Climate and pandemic crises share "striking similarities"
07-03-2020

Climate and pandemic crises share "striking similarities"

In a new essay, researchers have drawn parallels between the COVID-19 outbreak and the climate crisis. The experts describe how lessons learned from the pandemic could help humanity prevent environmental disasters, including a potential mass extinction event.

Study co-author David S. Wilcove is a professor of Ecology and Evolutionary Biology at the Princeton University Woodrow Wilson School of Public and International Affairs.

“Writing as environmental scientists in countries whose COVID-linked deaths already exceed their military casualties from all campaigns since 1945, we believe there are significant messages from the handling of this horrific disease for efforts addressing the enormous challenges posed by the ongoing extinction and climate emergencies,” wrote the experts.

“Like these twin environmental crises, the SARS-CoV-2 pandemic perhaps at first seemed a relatively localized problem, far-removed from most people’s everyday lives. But a disease epidemic is, at heart, a phenomenon of positive feedbacks, with each new case spawning others. Human impacts on our planet are also characterized by positive feedbacks.” 

Early on in the COVID-19 outbreak, experts warned of the impending dangers. The warnings were largely overlooked until the outbreak was widespread. Along the same lines, climate scientists have warned for decades that human activities are causing global warming that could ultimately lead to mass extinction.

“We suggest there are three other striking similarities in the COVID, extinction, and climate crises. The first is that there is no substitute for early action.”

Studies have shown that if COVID-19 lockdown orders had been issued just one week earlier, there would have been approximately 17,000 fewer deaths in the United Kingdom and 45,000 fewer deaths in the United States, according to the researchers.

In the case of climate change, early action could have limited additional global warming to 1.5 degrees Celsius. Now, the world is on track to experience an average temperature increase of more than two degrees Celsius, exposing millions of people to more severe climate threats. Early intervention is also critical to protect species from extinction.

“Second, in each case mounting effective and acceptable interventions requires decision-makers and citizens to act in the interests of society as a whole, and of future generations.”

“In the COVID crisis this means young and working people making sacrifices for the older and more vulnerable. For the climate and extinction crises effective action requires wealthier people forgoing extravagance both for the present-day poor and for all future generations,” explained the experts.

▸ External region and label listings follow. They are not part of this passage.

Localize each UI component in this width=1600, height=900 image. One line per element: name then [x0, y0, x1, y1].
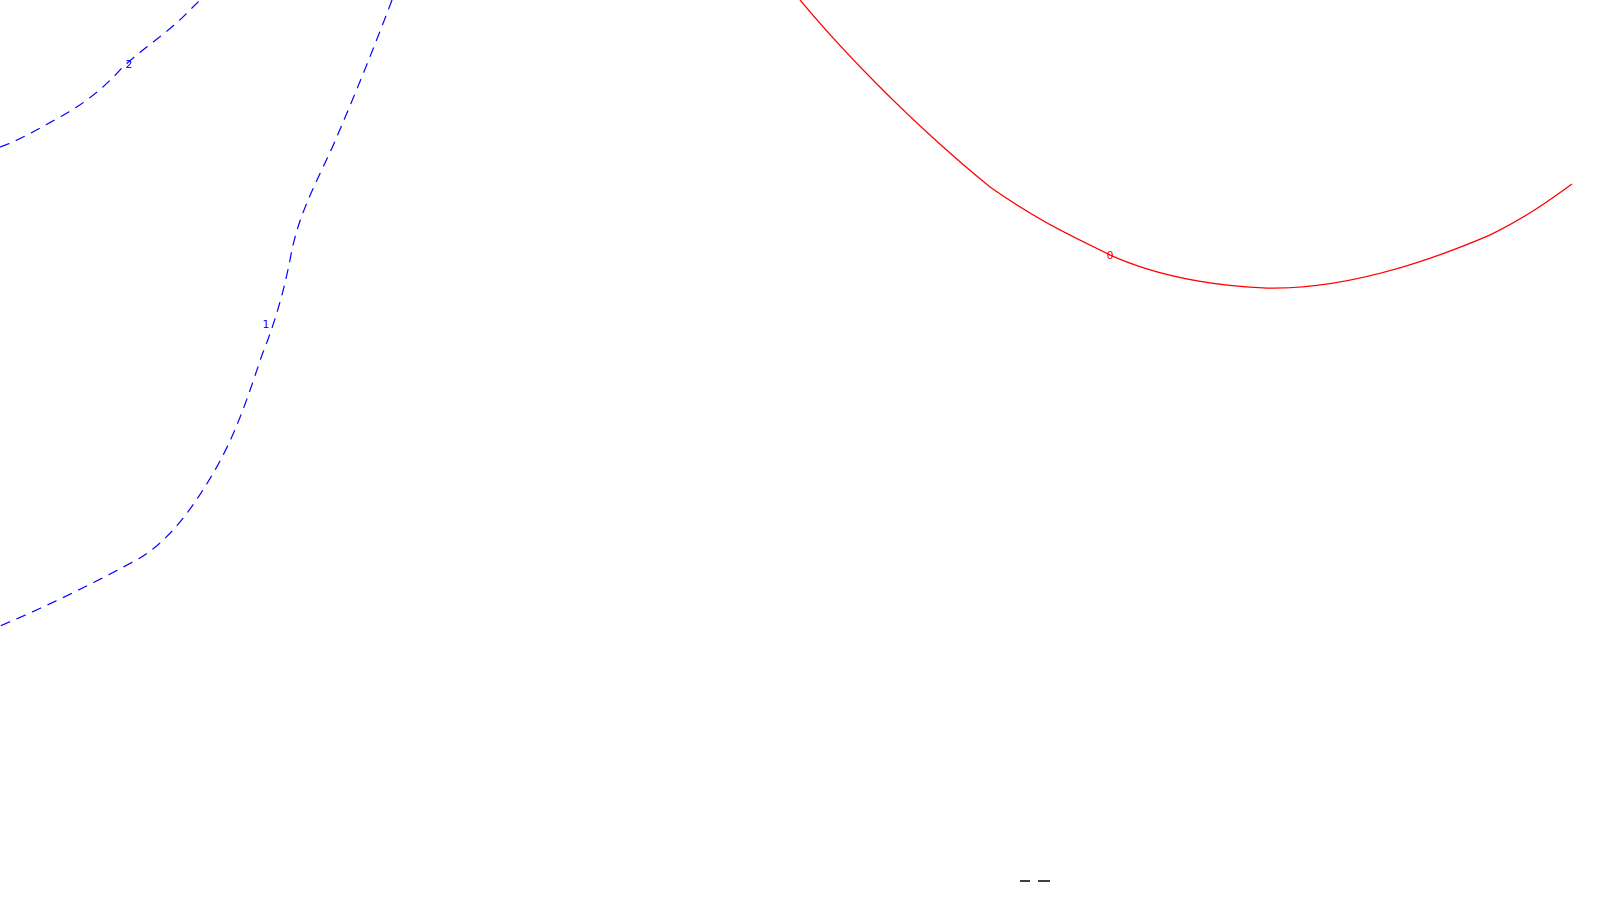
contour-line-level-0: [799, 0, 1573, 289]
contour-line-level-1: [0, 0, 393, 627]
contour-label-level-0: 0: [1107, 249, 1114, 262]
contour-line-level-2: [0, 0, 201, 148]
contour-label-level-1: 1: [263, 318, 270, 331]
contour-label-level-2: 2: [126, 58, 133, 71]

“Last, even examined in narrow financial terms, as the immense toll of the COVID crisis on livelihoods and the global economy becomes clearer, estimates suggest that delaying action may ironically reduce prosperity as well as cost lives.”

The International Monetary Fund (IMF) predicts that economic growth will be lower in countries with the highest number of COVID-19 deaths. For countries that delayed lockdowns to protect their economic stability, the strategy may have backfired.

Meanwhile, countries that delay taking actions to reduce their environmental impacts will suffer economic losses from the impacts of climate change.

“Scientists are not inventing the threats of catastrophic climate change or of mass extinction. They are real, and they are upon us. There are many steps we can take even now to greatly diminish both crises. The consequences of continued inaction are too grave to contemplate.”

The essay is published in the journal Current Biology.